11) Speaking in public
You know where I’m going with this. It’s a common saying that fear of public speaking is greater than the fear of death.  This is bullshit.  Public speaking isn’t hard whatsoever.  People are mostly worried about stammering, losing their place, or generally not holding themselves like John F. Kennedy.  You don’t have to be as eloquent as Sam Harris to deliver a speech.  Odds are the majority of your public speaking will be at work.  Whether it’s pitching an idea or giving a full-on speech, it doesn’t matter.  If you pay attention to how other people give a public address, you’ll see that they too will flub a line.  Just move on.  Make a conscious effort to speak slow and clear, work on projecting your voice, and look over the heads of the people in the crowd (it will still look like you’re looking at them).

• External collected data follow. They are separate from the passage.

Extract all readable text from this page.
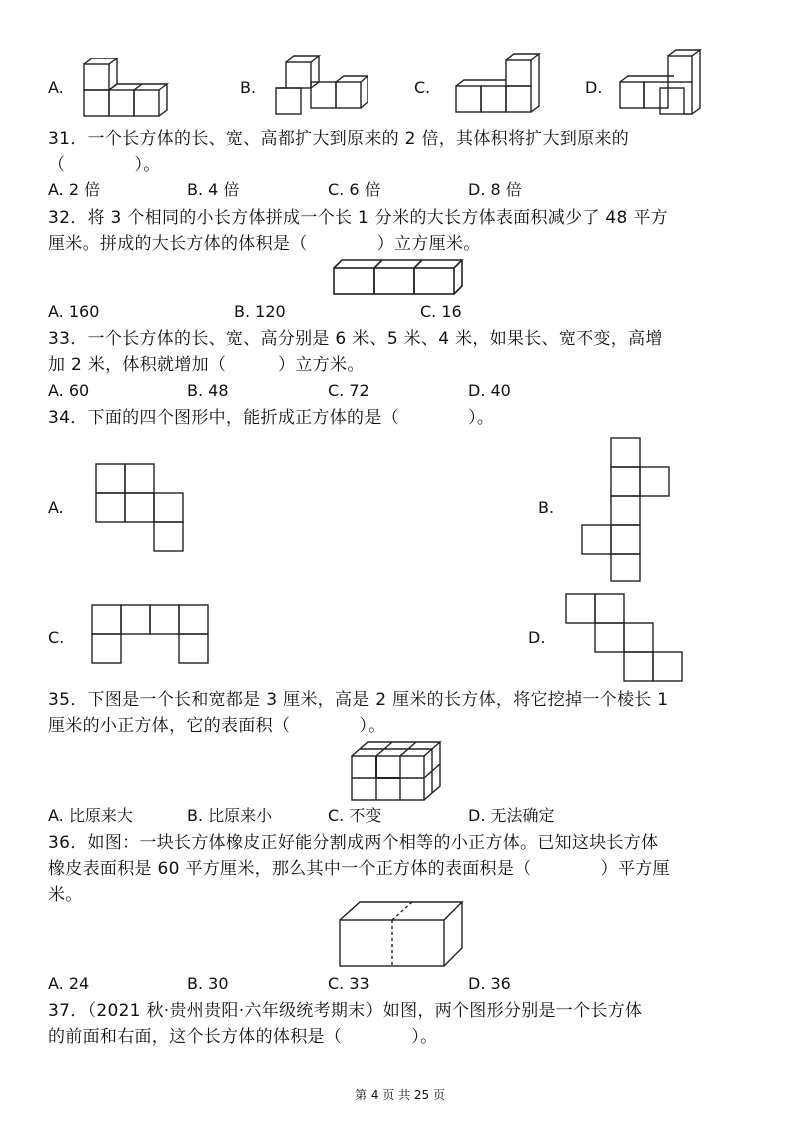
A.	B.	C.	D.
31．一个长方体的长、宽、高都扩大到原来的 2 倍，其体积将扩大到原来的
（　　　　）。
A. 2 倍	B. 4 倍	C. 6 倍	D. 8 倍
32．将 3 个相同的小长方体拼成一个长 1 分米的大长方体表面积减少了 48 平方
厘米。拼成的大长方体的体积是（　　　　）立方厘米。
A. 160	B. 120	C. 16
33．一个长方体的长、宽、高分别是 6 米、5 米、4 米，如果长、宽不变，高增
加 2 米，体积就增加（　　　）立方米。
A. 60	B. 48	C. 72	D. 40
34．下面的四个图形中，能折成正方体的是（　　　　）。
A.	B.
C.	D.
35．下图是一个长和宽都是 3 厘米，高是 2 厘米的长方体，将它挖掉一个棱长 1
厘米的小正方体，它的表面积（　　　　）。
A. 比原来大	B. 比原来小	C. 不变	D. 无法确定
36．如图：一块长方体橡皮正好能分割成两个相等的小正方体。已知这块长方体
橡皮表面积是 60 平方厘米，那么其中一个正方体的表面积是（　　　　）平方厘
米。
A. 24	B. 30	C. 33	D. 36
37．（2021 秋·贵州贵阳·六年级统考期末）如图，两个图形分别是一个长方体
的前面和右面，这个长方体的体积是（　　　　）。
第 4 页 共 25 页
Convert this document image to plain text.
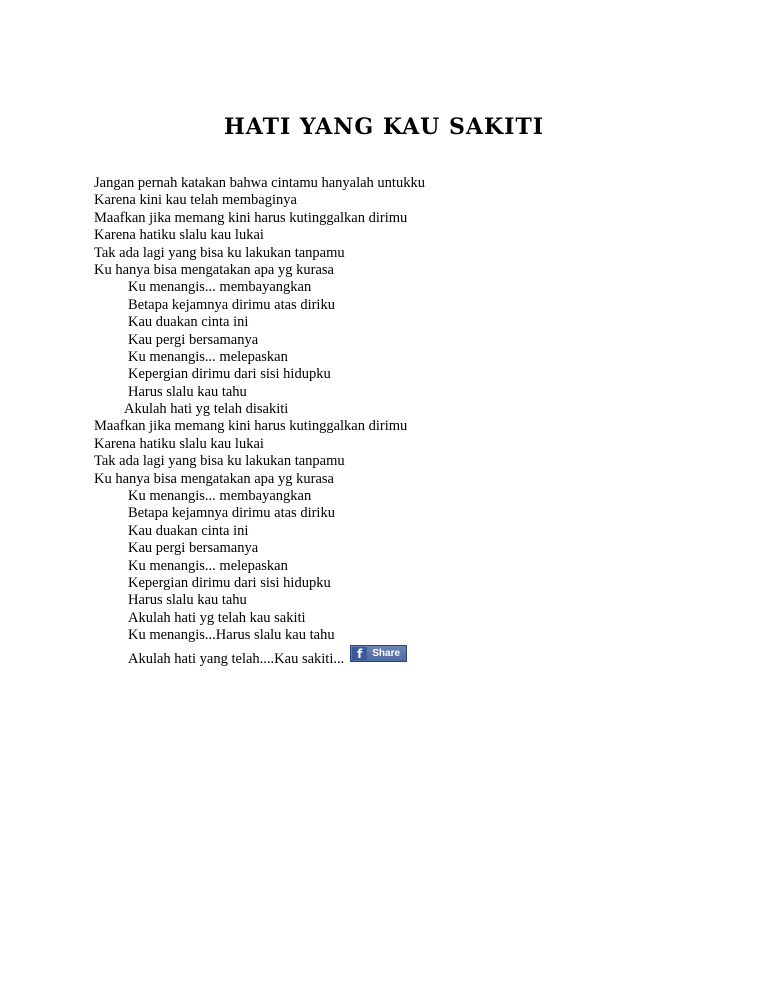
HATI YANG KAU SAKITI
Jangan pernah katakan bahwa cintamu hanyalah untukku
Karena kini kau telah membaginya
Maafkan jika memang kini harus kutinggalkan dirimu
Karena hatiku slalu kau lukai
Tak ada lagi yang bisa ku lakukan tanpamu
Ku hanya bisa mengatakan apa yg kurasa
Ku menangis... membayangkan
Betapa kejamnya dirimu atas diriku
Kau duakan cinta ini
Kau pergi bersamanya
Ku menangis... melepaskan
Kepergian dirimu dari sisi hidupku
Harus slalu kau tahu
Akulah hati yg telah disakiti
Maafkan jika memang kini harus kutinggalkan dirimu
Karena hatiku slalu kau lukai
Tak ada lagi yang bisa ku lakukan tanpamu
Ku hanya bisa mengatakan apa yg kurasa
Ku menangis... membayangkan
Betapa kejamnya dirimu atas diriku
Kau duakan cinta ini
Kau pergi bersamanya
Ku menangis... melepaskan
Kepergian dirimu dari sisi hidupku
Harus slalu kau tahu
Akulah hati yg telah kau sakiti
Ku menangis...Harus slalu kau tahu
Akulah hati yang telah....Kau sakiti...	f Share
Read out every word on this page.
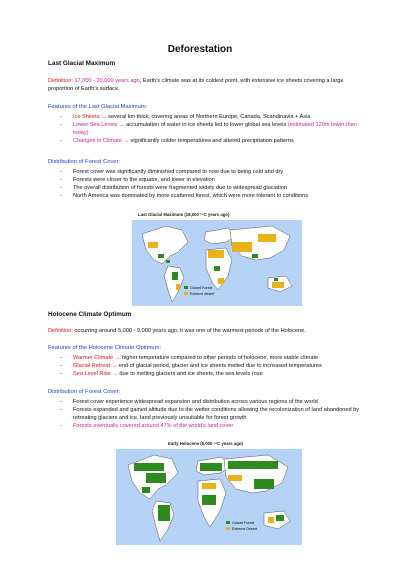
Deforestation
Last Glacial Maximum
Definition: 17,000 - 20,000 years ago, Earth's climate was at its coldest point, with extensive ice sheets covering a large proportion of Earth's surface.
Features of the Last Glacial Maximum:
- Ice Sheets → several km thick, covering areas of Northern Europe, Canada, Scandinavia + Asia
- Lower Sea Levels → accumulation of water in ice sheets led to lower global sea levels (estimated 120m lower than today)
- Changes in Climate → significantly colder temperatures and altered precipitation patterns
Distribution of Forest Cover:
- Forest cover was significantly diminished compared to now due to being cold and dry
- Forests were closer to the equator, and lower in elevation
- The overall distribution of forests were fragmented widely due to widespread glaciation
- North America was dominated by more scattered forest, which were more tolerant to conditions
Last Glacial Maximum (18,000 ¹⁴C years ago)
Closed Forest
Extreme desert
Holocene Climate Optimum
Definition: occurring around 5,000 - 9,000 years ago, it was one of the warmest periods of the Holocene.
Features of the Holocene Climate Optimum:
- Warmer Climate → higher temperature compared to other periods of holocene, more stable climate
- Glacial Retreat → end of glacial period, glacier and ice sheets melted due to increased temperatures
- Sea Level Rise → due to melting glaciers and ice sheets, the sea levels rose
Distribution of Forest Cover:
- Forest cover experience widespread expansion and distribution across various regions of the world
- Forests expanded and gained altitude due to the wetter conditions allowing the recolonization of land abandoned by retreating glaciers and ice, land previously unsuitable for forest growth
- Forests eventually covered around 47% of the world's land cover
Early Holocene (8,000 ¹⁴C years ago)
Closed Forest
Extreme Desert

12) Shake hands like a man
I can’t stand it when I go to shake someone’s hand and they give me this limp wristed dead fish hand.
Do you have muscles in your hand?  Then use them.
Don’t be one of these jerks that tries to break the other guy’s hand.  Just get a firm handshake.  Want to make a great first impression?  Give a firm handshake with one pump. That’s it.   Eye contact, firm handshake, one pump, disengage.  Done.

13) The rest of the list
Those are my top items when it comes to being a man.  But, of course, that’s not all. The following is a rapid fire list of other things that I deem to be essential in being a man.  It’s kinda okay to not be great at all of these but it would certainly help.
Learn how to park a car and/or back up properly; know how to negotiate a price so you don’t get screwed by everyone that thinks you don’t know what you’re talking about; know how to sew because you need to fix your own buttons, pants, shirts, and even your woman’s stuff on occasion; how to break down a door (cause believe me, I’ve had to kick in a few doors in my time); know how to do a proper pull-up and a proper push-up; know how to drive in harsh weather conditions; know how to cook a steak; learn how to break in pool and how to play a round of poker; be well versed in shooting a gun; how to hush a crying baby; and finally, the art of communication: telling a story, cracking a joke, making small talk, and navigating through life with other people without acting like a dick.

Jay Lamm

J. Lamm is the bassist, vocalist, song writer, and keyboardist for the mercurial metal band Cea Serin. While away from Cea Serin J. Lamm also performs live with Cirque Dreams as a touring musician. J. Lamm has also written and recorded music for movies, television and radio.